The reality is that, even if schools are generally open to in-class learning, there will be some population of students (as well as, potentially, faculty and staff) who can’t re-enter the general population when classes resume. There are those people who are at high-risk for various health reasons. Many schools may also find themselves working with parents who just don’t feel comfortable sending their kids to school yet, regardless of what local officials are saying. Flexibility and creativity will be key in the coming year.
Remote Learning Silver Linings
During our panel discussion, we asked Neal and Greg about what they saw as silver linings in this otherwise lousy, chaotic scenario. Both agreed that one of the silver linings is simply the fact that we—as in the entire K-12 community—could do it. They also both expressed a sense of pride and gratitude for the IT teams they’re part of.
“We’re a small team, there’s two of us, and it demonstrated to our staff—the teaching staff, the administrators, the students—that this IT department can scale and meet their challenges. Whatever gets thrown at them, they don’t have to panic because IT is here to support you,” says Neal. “And I’m seeing that trend across K12 collectively. The entire IT space in K12 has risen to this challenge. It’s been incredible to see and hear the stories about the measures that we’re going through to ensure that students are getting educated.”
Neal also highlighted something that perhaps not many IT leaders are thinking about right now, which is the fact that every district should now have a functioning and tested Continuity of Operations Plan.
“Before, everyone was hesitant to document a plan if something like this were to happen. Well, guess what: it happened. Now, we just need to go back and write down what we did and we have a plan going forward if we need it again.”
Greg added that he saw the way that it forced them to try new things as a silver lining for Bibb County and for districts across the nation.
“Before we were kind of scared to try some things because we were afraid it would be too disruptive. Well, there’s nothing more disruptive than a pandemic,” says Greg. “So, now it allows us to kind of step outside the box and to think outside the box. We’re trying things that we wouldn’t normally try for fear of failure or being disruptive. In doing that, it allowed us to discover new ways of doing things and to get creative. And now we’re able to look at applying that creative mindset to next year. To me, that is a great silver lining and it’s a learning experience.”
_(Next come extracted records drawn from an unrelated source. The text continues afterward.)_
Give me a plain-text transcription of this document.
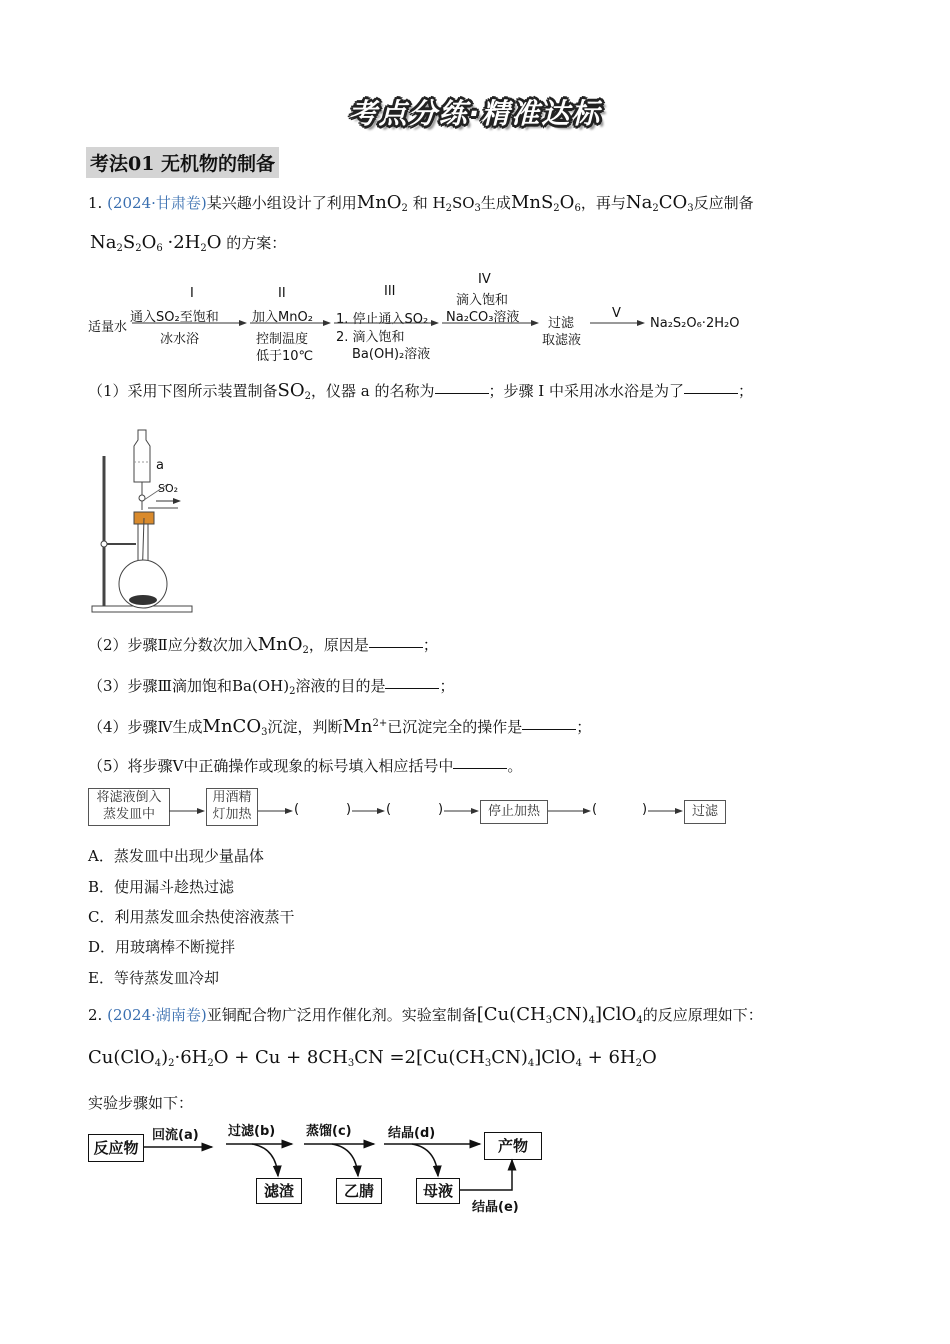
考点分练·精准达标
考法01 无机物的制备
1. (2024·甘肃卷)某兴趣小组设计了利用MnO$_2$ 和 $H_2SO_3$生成$MnS_2O_6$，再与$Na_2CO_3$反应制备
$Na_2S_2O_6 \cdot 2H_2O$ 的方案：
适量水
I
通入SO₂至饱和
冰水浴
II
加入MnO₂
控制温度
低于10℃
III
1. 停止通入SO₂
2. 滴入饱和
Ba(OH)₂溶液
IV
滴入饱和
Na₂CO₃溶液 过滤
取滤液
V
Na₂S₂O₆·2H₂O
（1）采用下图所示装置制备$SO_2$，仪器 a 的名称为	；步骤 I 中采用冰水浴是为了	；
a
SO₂
（2）步骤Ⅱ应分数次加入MnO$_2$，原因是	；
（3）步骤Ⅲ滴加饱和$Ba(OH)_2$溶液的目的是	；
（4）步骤Ⅳ生成MnCO$_3$沉淀，判断$Mn^{2+}$已沉淀完全的操作是	；
（5）将步骤Ⅴ中正确操作或现象的标号填入相应括号中	。
将滤液倒入
蒸发皿中
用酒精
灯加热	(	)	(	)	停止加热	(	)	过滤
A．蒸发皿中出现少量晶体
B．使用漏斗趁热过滤
C．利用蒸发皿余热使溶液蒸干
D．用玻璃棒不断搅拌
E．等待蒸发皿冷却
2. (2024·湖南卷)亚铜配合物广泛用作催化剂。实验室制备$[Cu(CH_3CN)_4]ClO_4$的反应原理如下：
$Cu(ClO_4)_2\cdot 6H_2O + Cu + 8CH_3CN =2[Cu(CH_3CN)_4]ClO_4 + 6H_2O$
实验步骤如下：
反应物	产物
滤渣	乙腈	母液
回流(a) 过滤(b) 蒸馏(c)	结晶(d)
结晶(e)
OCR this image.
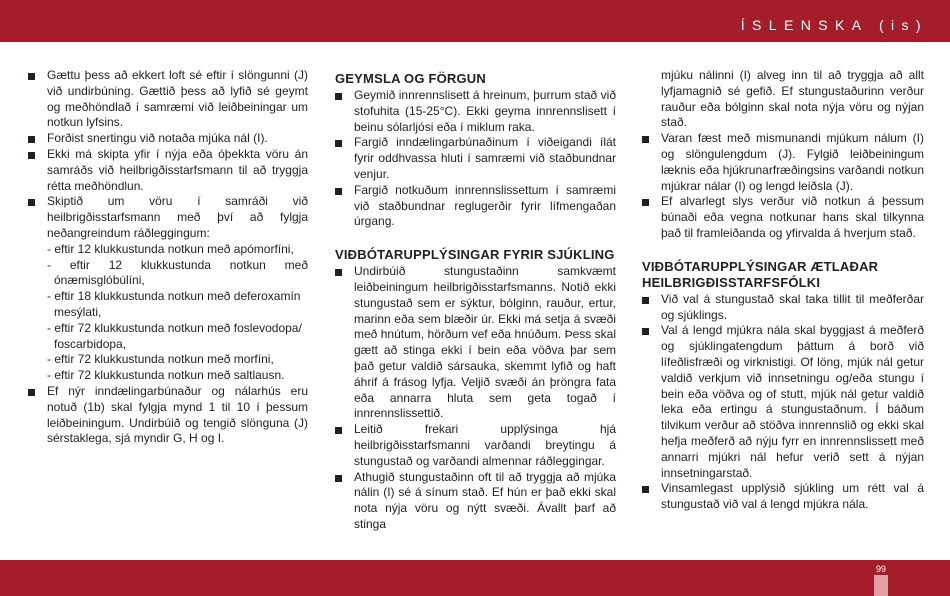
ÍSLENSKA (is)

Gættu þess að ekkert loft sé eftir í slöngunni (J) við undirbúning. Gættið þess að lyfið sé geymt og meðhöndlað í samræmi við leiðbeiningar um notkun lyfsins.

Forðist snertingu við notaða mjúka nál (I).

Ekki má skipta yfir í nýja eða óþekkta vöru án samráðs við heilbrigðisstarfsmann til að tryggja rétta meðhöndlun.

Skiptið um vöru í samráði við heilbrigðisstarfsmann með því að fylgja neðangreindum ráðleggingum:

- eftir 12 klukkustunda notkun með apómorfíni,

- eftir 12 klukkustunda notkun með

ónæmisglóbúlíni,

- eftir 18 klukkustunda notkun með deferoxamín

mesýlati,

- eftir 72 klukkustunda notkun með foslevodopa/

foscarbidopa,

- eftir 72 klukkustunda notkun með morfíni,

- eftir 72 klukkustunda notkun með saltlausn.

Ef nýr inndælingarbúnaður og nálarhús eru notuð (1b) skal fylgja mynd 1 til 10 í þessum leiðbeiningum. Undirbúið og tengið slönguna (J) sérstaklega, sjá myndir G, H og I.

GEYMSLA OG FÖRGUN

Geymið innrennslisett á hreinum, þurrum stað við stofuhita (15-25°C). Ekki geyma innrennslisett í beinu sólarljósi eða í miklum raka.

Fargið inndælingarbúnaðinum í viðeigandi ílát fyrir oddhvassa hluti í samræmi við staðbundnar venjur.

Fargið notkuðum innrennslissettum í samræmi við staðbundnar reglugerðir fyrir lífmengaðan úrgang.

VIÐBÓTARUPPLÝSINGAR FYRIR SJÚKLING

Undirbúið stungustaðinn samkvæmt leiðbeiningum heilbrigðisstarfsmanns. Notið ekki stungustað sem er sýktur, bólginn, rauður, ertur, marinn eða sem blæðir úr. Ekki má setja á svæði með hnútum, hörðum vef eða hnúðum. Þess skal gætt að stinga ekki í bein eða vöðva þar sem það getur valdið sársauka, skemmt lyfið og haft áhrif á frásog lyfja. Veljið svæði án þröngra fata eða annarra hluta sem geta togað í innrennslissettið.

Leitið frekari upplýsinga hjá heilbrigðisstarfsmanni varðandi breytingu á stungustað og varðandi almennar ráðleggingar.

Athugið stungustaðinn oft til að tryggja að mjúka nálin (I) sé á sínum stað. Ef hún er það ekki skal nota nýja vöru og nýtt svæði. Ávallt þarf að stinga

mjúku nálinni (I) alveg inn til að tryggja að allt lyfjamagnið sé gefið. Ef stungustaðurinn verður rauður eða bólginn skal nota nýja vöru og nýjan stað.

Varan fæst með mismunandi mjúkum nálum (I) og slöngulengdum (J). Fylgið leiðbeiningum læknis eða hjúkrunarfræðingsins varðandi notkun mjúkrar nálar (I) og lengd leiðsla (J).

Ef alvarlegt slys verður við notkun á þessum búnaði eða vegna notkunar hans skal tilkynna það til framleiðanda og yfirvalda á hverjum stað.

VIÐBÓTARUPPLÝSINGAR ÆTLAÐAR HEILBRIGÐISSTARFSFÓLKI

Við val á stungustað skal taka tillit til meðferðar og sjúklings.

Val á lengd mjúkra nála skal byggjast á meðferð og sjúklingatengdum þáttum á borð við lífeðlisfræði og virknistigi. Of löng, mjúk nál getur valdið verkjum við innsetningu og/eða stungu í bein eða vöðva og of stutt, mjúk nál getur valdið leka eða ertingu á stungustaðnum. Í báðum tilvikum verður að stöðva innrennslið og ekki skal hefja meðferð að nýju fyrr en innrennslissett með annarri mjúkri nál hefur verið sett á nýjan innsetningarstað.

Vinsamlegast upplýsið sjúkling um rétt val á stungustað við val á lengd mjúkra nála.

99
K-12 IT teams were already largely overwhelmed, underdeveloped, and underfunded before COVID-19 threw districts into this extreme uncertainty. The coming school year will continue to challenge IT teams and K-12 districts as a whole. Cybersecurity, whether for remote, hybrid, and/or in-class learning is a necessity for all districts.
The 2020 CoSN K-12 IT Leadership Report found that cybersecurity is a top priority for K-12 IT leaders. Yet, 18% indicated that they have a full-time employee dedicated to cybersecurity, while 10% of survey respondents have an ad hoc approach to cybersecurity that does not have anyone assigned to this critical function. Further, 60% of districts allocate less than 10% of their technology budget to cybersecurity.
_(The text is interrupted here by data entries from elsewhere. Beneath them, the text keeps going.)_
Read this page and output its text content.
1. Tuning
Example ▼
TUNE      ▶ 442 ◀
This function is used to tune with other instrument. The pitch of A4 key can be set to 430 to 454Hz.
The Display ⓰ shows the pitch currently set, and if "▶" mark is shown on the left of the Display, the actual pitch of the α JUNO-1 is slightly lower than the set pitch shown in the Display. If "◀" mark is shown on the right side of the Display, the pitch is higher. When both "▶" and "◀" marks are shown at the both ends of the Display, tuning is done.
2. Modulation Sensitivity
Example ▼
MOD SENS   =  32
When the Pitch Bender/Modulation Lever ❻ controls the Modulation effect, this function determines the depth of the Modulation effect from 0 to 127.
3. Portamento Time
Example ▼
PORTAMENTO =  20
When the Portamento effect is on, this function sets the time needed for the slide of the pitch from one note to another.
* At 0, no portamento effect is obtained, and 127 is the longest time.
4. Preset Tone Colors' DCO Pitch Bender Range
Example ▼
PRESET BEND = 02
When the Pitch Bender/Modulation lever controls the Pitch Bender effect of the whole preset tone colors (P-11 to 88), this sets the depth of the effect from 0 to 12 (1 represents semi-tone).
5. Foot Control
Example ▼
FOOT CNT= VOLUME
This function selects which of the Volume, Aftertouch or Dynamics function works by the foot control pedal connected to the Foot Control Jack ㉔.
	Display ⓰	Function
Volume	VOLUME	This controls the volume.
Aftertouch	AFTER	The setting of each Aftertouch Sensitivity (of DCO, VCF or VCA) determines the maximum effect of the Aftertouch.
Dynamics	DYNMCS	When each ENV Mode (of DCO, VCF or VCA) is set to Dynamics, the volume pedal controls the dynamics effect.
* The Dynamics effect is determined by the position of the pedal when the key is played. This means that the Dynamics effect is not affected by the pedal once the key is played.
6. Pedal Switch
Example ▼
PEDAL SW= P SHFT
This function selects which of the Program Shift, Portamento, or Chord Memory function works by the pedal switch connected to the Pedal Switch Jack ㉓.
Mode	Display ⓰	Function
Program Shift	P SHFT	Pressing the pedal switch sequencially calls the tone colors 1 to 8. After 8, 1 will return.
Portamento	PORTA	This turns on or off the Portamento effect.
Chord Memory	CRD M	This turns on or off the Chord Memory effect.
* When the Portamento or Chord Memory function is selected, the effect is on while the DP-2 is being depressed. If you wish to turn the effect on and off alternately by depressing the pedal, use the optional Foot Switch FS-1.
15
Remote learning cybersecurity isn’t going to make matters easier in the coming school year. IT teams will be challenged with a duality of issues impacting both their network and their cloud-based systems. Those that evolve their cybersecurity posture to meet the technology uses of their users will be in the best position to keep student and staff data secure. Those that do not will be more likely to end up on Doug’s K-12 Cyber Incident Map.